Project Description

Antonio Fregnan

Mi chiamo Antonio Fregnan, ho 61 anni, sono single, e ho uno studio di architettura che si occupa soprattutto di ristrutturazioni edilizie. Sono appassionato di arte e dedico il mio tempo libero alle visite di mostre e altri luoghi di cultura.

Abito nel quartiere Guizza di cui sono consigliere nella Consulta di Quartiere.

Da diversi anni sono impegnato sui temi legati alla rivalutazione di questo quartiere e ho contribuito attivamente alle attività ad esso legate.

Conosco bene le problematiche ambientali e urbanistiche di queste zone e ho molte idee su come risolvere i problemi di chi ci abita.

La mia esperienza all’interno della consulta mi ha insegnato ad ascoltare non solo i miei colleghi, ma a dare voce ai cittadini, con i quali ho instaurato un ottimo rapporto. Ho capito tuttavia che il lavoro portato avanti nei quartieri richiede l’interazione costante e costruttiva con gli organi amministrativi della città, senza la quale tutte le attività svolte restano teoria.

Credo fortemente nell’importanza di incentivare la vita dei quartieri di Padova, supportando le attività commerciali anche al difuori del centro e favorendo lo sviluppo di punti di socializzazione, sfruttando le sinergie culturali già presenti nelle diverse realtà.

Ritengo anche necessario per la nostra città creare un progetto per la gestione del verde pubblico, che si concentri sulla valorizzazione delle aree verdi già presenti sul territorio, considerando l’importanza della manutenzione e della conservazione delle specie arboree.

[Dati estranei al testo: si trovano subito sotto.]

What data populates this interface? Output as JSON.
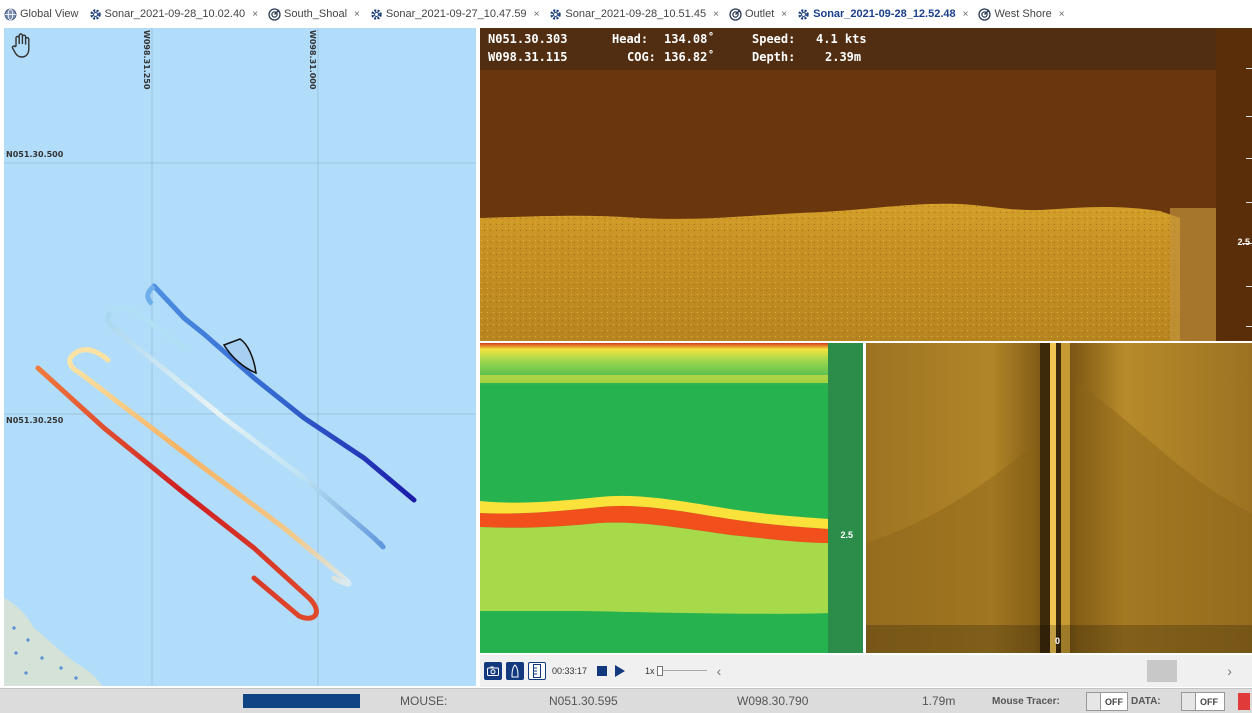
{
  "tabs": [
    {
      "label": "Global View",
      "icon": "globe-icon",
      "closable": false,
      "active": false
    },
    {
      "label": "Sonar_2021-09-28_10.02.40",
      "icon": "sonar-gear-icon",
      "closable": true,
      "active": false
    },
    {
      "label": "South_Shoal",
      "icon": "map-target-icon",
      "closable": true,
      "active": false
    },
    {
      "label": "Sonar_2021-09-27_10.47.59",
      "icon": "sonar-gear-icon",
      "closable": true,
      "active": false
    },
    {
      "label": "Sonar_2021-09-28_10.51.45",
      "icon": "sonar-gear-icon",
      "closable": true,
      "active": false
    },
    {
      "label": "Outlet",
      "icon": "map-target-icon",
      "closable": true,
      "active": false
    },
    {
      "label": "Sonar_2021-09-28_12.52.48",
      "icon": "sonar-gear-icon",
      "closable": true,
      "active": true
    },
    {
      "label": "West Shore",
      "icon": "map-target-icon",
      "closable": true,
      "active": false
    }
  ],
  "tab_close": "×",
  "map": {
    "grid_lon_1": "W098.31.250",
    "grid_lon_2": "W098.31.000",
    "grid_lat_1": "N051.30.500",
    "grid_lat_2": "N051.30.250",
    "tool_icon": "hand-pan-icon"
  },
  "readout": {
    "lat": "N051.30.303",
    "lon": "W098.31.115",
    "head_label": "Head:",
    "head_value": "134.08˚",
    "cog_label": "COG:",
    "cog_value": "136.82˚",
    "speed_label": "Speed:",
    "speed_value": "4.1 kts",
    "depth_label": "Depth:",
    "depth_value": "2.39m"
  },
  "sonar": {
    "scale_label_top": "2.5",
    "scale_label_bl": "2.5",
    "sidescan_center": "0"
  },
  "playback": {
    "time": "00:33:17",
    "speed": "1x",
    "chevron_left": "‹",
    "chevron_right": "›"
  },
  "status": {
    "mouse_label": "MOUSE:",
    "mouse_lat": "N051.30.595",
    "mouse_lon": "W098.30.790",
    "mouse_depth": "1.79m",
    "tracer_label": "Mouse Tracer:",
    "tracer_state": "OFF",
    "data_label": "DATA:",
    "data_state": "OFF"
  },
  "colors": {
    "accent": "#1a3f8a",
    "map_water": "#b1ddfb",
    "progress": "#0f4583"
  }
}
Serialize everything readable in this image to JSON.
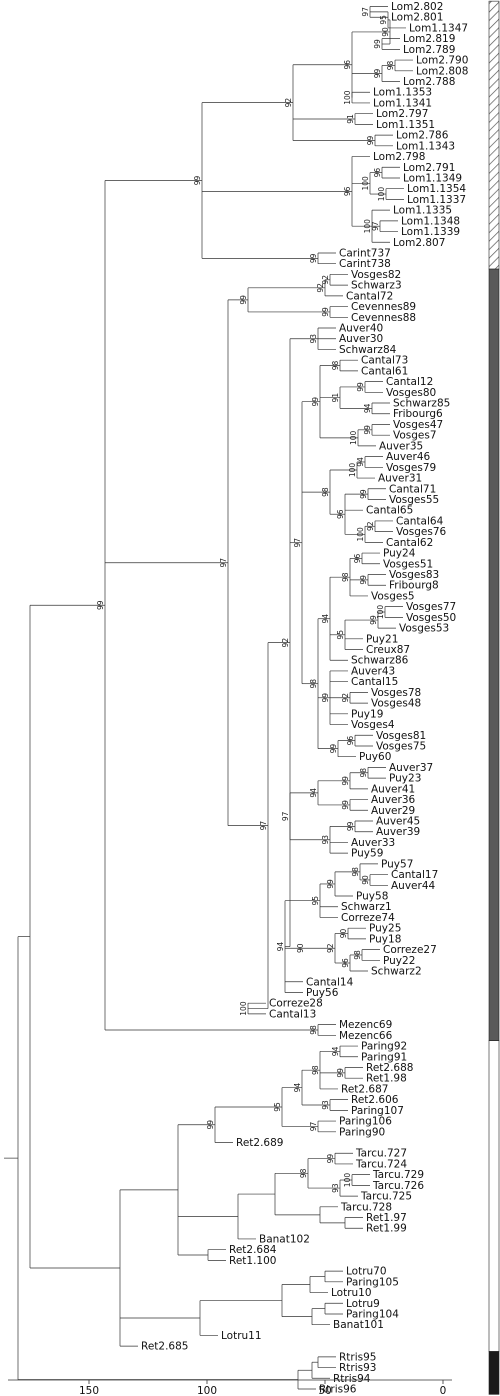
{
  "tree": {
    "leaves": [
      "Lom2.802",
      "Lom2.801",
      "Lom1.1347",
      "Lom2.819",
      "Lom2.789",
      "Lom2.790",
      "Lom2.808",
      "Lom2.788",
      "Lom1.1353",
      "Lom1.1341",
      "Lom2.797",
      "Lom1.1351",
      "Lom2.786",
      "Lom1.1343",
      "Lom2.798",
      "Lom2.791",
      "Lom1.1349",
      "Lom1.1354",
      "Lom1.1337",
      "Lom1.1335",
      "Lom1.1348",
      "Lom1.1339",
      "Lom2.807",
      "Carint737",
      "Carint738",
      "Vosges82",
      "Schwarz3",
      "Cantal72",
      "Cevennes89",
      "Cevennes88",
      "Auver40",
      "Auver30",
      "Schwarz84",
      "Cantal73",
      "Cantal61",
      "Cantal12",
      "Vosges80",
      "Schwarz85",
      "Fribourg6",
      "Vosges47",
      "Vosges7",
      "Auver35",
      "Auver46",
      "Vosges79",
      "Auver31",
      "Cantal71",
      "Vosges55",
      "Cantal65",
      "Cantal64",
      "Vosges76",
      "Cantal62",
      "Puy24",
      "Vosges51",
      "Vosges83",
      "Fribourg8",
      "Vosges5",
      "Vosges77",
      "Vosges50",
      "Vosges53",
      "Puy21",
      "Creux87",
      "Schwarz86",
      "Auver43",
      "Cantal15",
      "Vosges78",
      "Vosges48",
      "Puy19",
      "Vosges4",
      "Vosges81",
      "Vosges75",
      "Puy60",
      "Auver37",
      "Puy23",
      "Auver41",
      "Auver36",
      "Auver29",
      "Auver45",
      "Auver39",
      "Auver33",
      "Puy59",
      "Puy57",
      "Cantal17",
      "Auver44",
      "Puy58",
      "Schwarz1",
      "Correze74",
      "Puy25",
      "Puy18",
      "Correze27",
      "Puy22",
      "Schwarz2",
      "Cantal14",
      "Puy56",
      "Correze28",
      "Cantal13",
      "Mezenc69",
      "Mezenc66",
      "Paring92",
      "Paring91",
      "Ret2.688",
      "Ret1.98",
      "Ret2.687",
      "Ret2.606",
      "Paring107",
      "Paring106",
      "Paring90",
      "Ret2.689",
      "Tarcu.727",
      "Tarcu.724",
      "Tarcu.729",
      "Tarcu.726",
      "Tarcu.725",
      "Tarcu.728",
      "Ret1.97",
      "Ret1.99",
      "Banat102",
      "Ret2.684",
      "Ret1.100",
      "Lotru70",
      "Paring105",
      "Lotru10",
      "Lotru9",
      "Paring104",
      "Banat101",
      "Lotru11",
      "Ret2.685",
      "Rtris95",
      "Rtris93",
      "Rtris94",
      "Rtris96"
    ],
    "bootstrap": [
      "97",
      "95",
      "99",
      "90",
      "98",
      "99",
      "100",
      "96",
      "91",
      "99",
      "92",
      "96",
      "100",
      "100",
      "97",
      "100",
      "96",
      "99",
      "99",
      "92",
      "92",
      "99",
      "99",
      "93",
      "98",
      "99",
      "94",
      "91",
      "99",
      "100",
      "99",
      "94",
      "100",
      "99",
      "92",
      "100",
      "96",
      "98",
      "96",
      "99",
      "98",
      "100",
      "99",
      "95",
      "94",
      "92",
      "99",
      "96",
      "99",
      "98",
      "97",
      "98",
      "99",
      "99",
      "94",
      "99",
      "93",
      "97",
      "90",
      "98",
      "99",
      "95",
      "90",
      "98",
      "96",
      "92",
      "90",
      "94",
      "92",
      "100",
      "97",
      "97",
      "98",
      "99",
      "94",
      "99",
      "98",
      "93",
      "94",
      "97",
      "95",
      "99",
      "99",
      "100",
      "93",
      "98"
    ]
  },
  "x_axis": {
    "ticks": [
      {
        "value": 150,
        "label": "150"
      },
      {
        "value": 100,
        "label": "100"
      },
      {
        "value": 50,
        "label": "50"
      },
      {
        "value": 0,
        "label": "0"
      }
    ]
  },
  "groups": [
    {
      "from": "Lom2.802",
      "to": "Carint738",
      "fill": "hatch"
    },
    {
      "from": "Vosges82",
      "to": "Mezenc66",
      "fill": "#5a5a5a"
    },
    {
      "from": "Paring92",
      "to": "Ret2.685",
      "fill": "#ffffff"
    },
    {
      "from": "Rtris95",
      "to": "Rtris96",
      "fill": "#1a1a1a"
    }
  ],
  "colors": {
    "branch": "#333333",
    "text": "#111111"
  }
}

Infine, sono convinto che a livello culturale sia necessario sviluppare un programma ambizioso e innovativo di esposizioni artistiche che restituiscano a Padova la centralità che si merita.

I miei propositi:

  • Penso sia importante mantenere un forte rapporto tra i cittadini e le istituzioni attraverso le consulte di quartiere. Attualmente questi organi hanno un ruolo meramente consultivo. La mia idea è di ridare forza e voce agli organi dei cittadini anche a livello decisionale.
  • Non basta piantare alberi qua e là e abbatterne altri qua e là per gestire il verde pubblico. C’è bisogno di un progetto organico, di competenze specifiche e aggiornate, di una visione del verde come un fattore che ha un impatto diretto sull’ambiente e sulle persone. Non è possibile pensare al verde come ad una questione di arredo urbano.
  • Padova – urbs picta – patrimonio dell’Umanità, non può limitarsi ad offrire i soli capolavori costruiti dai nostri antenati più di 800 anni fa. Una città moderna deve essere in grado di organizzare eventi culturali all’altezza di quelli dei nostri antenati, valorizzando anche gli artisti locali. In quest’ottica è necessario sensibilizzare la cittadinanza sulle tematiche artistiche e fare in modo che tutti ne possano godere.